Seharusnya, sebagai badan usaha milik pemerintah, lanjut JJ Rizal, PT Transjakarta harus menjaga warisan sejarah sebagai sumber inspirasi kota.

"Semoga PT Transjakarta menemukan model arsitektural yang lebih pantas dan menguatkan vista sejarah yang berharga, kaya nilai, serta perlu dirayakan sebagai berkah dari pendiri bangsa," kata JJ Rizal.

Sementara, Ketua Tim Sidang Pemugaran (TSP) DKI Jakarta Boy Bhirawa mengungkapkan bahwa revitalisasi Halte Transjakarta Bundaran HI melanggar prosedur pelestarian cagar budaya.

Sebab, pembangunan Halte Bundaran HI yang kini mejadi lebih megah itu ternyata masuk ke dalam kawasan objek diduga cagar budaya (ODCB).

Adapun kawasan Bundaran HI yang ditetapkan sebagai ODCB adalah Patung Selamat Datang, air mancur, dan jalan di sekitarnya. Meski masih berstatus diduga cagar budaya, kawasan Bundaran HI tetap harus diperlakukan cagar budaya.

"Daerah pemugaran cagar budaya itu kan milik publik, milik warga kota sebenarnya. Area penting yang punya indikasi kesejarahan atau makna dalam kota harus tetap dalam posisi yang dimilikinya. Jadi, tidak boleh ditutupi atau dirusak," kata Boy.

Boy memandang, PT Transjakarta seharusnya meminta rekomendasi dari TSP dan Tim Ahli Cagar Budaya (TACB) sebelum melakukan konstruksi revitalisasi halte di dekat kawasan cagar budaya. Rekomendasi ini dihasilkan dari kajian para ahli.

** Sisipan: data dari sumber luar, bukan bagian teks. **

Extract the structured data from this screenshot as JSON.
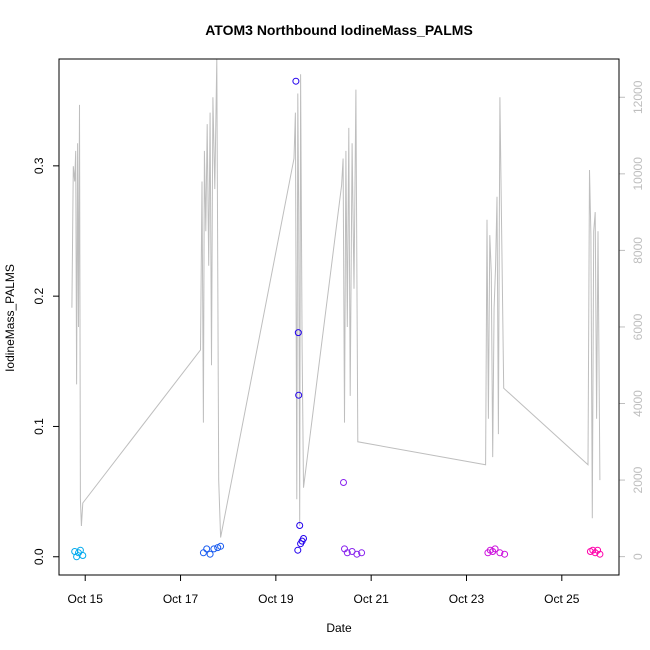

"Jadi seharusnya memang semua objek diduga cagar budaya itu melalui (rekomendasi) Tim Sidang Pemugaran," ujar Boy.

Belum lagi, akan ada unsur komersialisasi yang akan dijalankan, yakni tenant-tenant, ketika halte ikonik tersebut beroperasi. Komersialisasi pada sekitar kawasan cagar budaya jelas menyalahi etika.

"Dalam kasus halte ini memang tidak ada bangunan yang dirusak. Kondisi visual (Patung Selamat Datang) yang terhalang ini tidak secara implisit dinyatakan, tapi harusnya ini secara saintifik dipahami," urai Boy.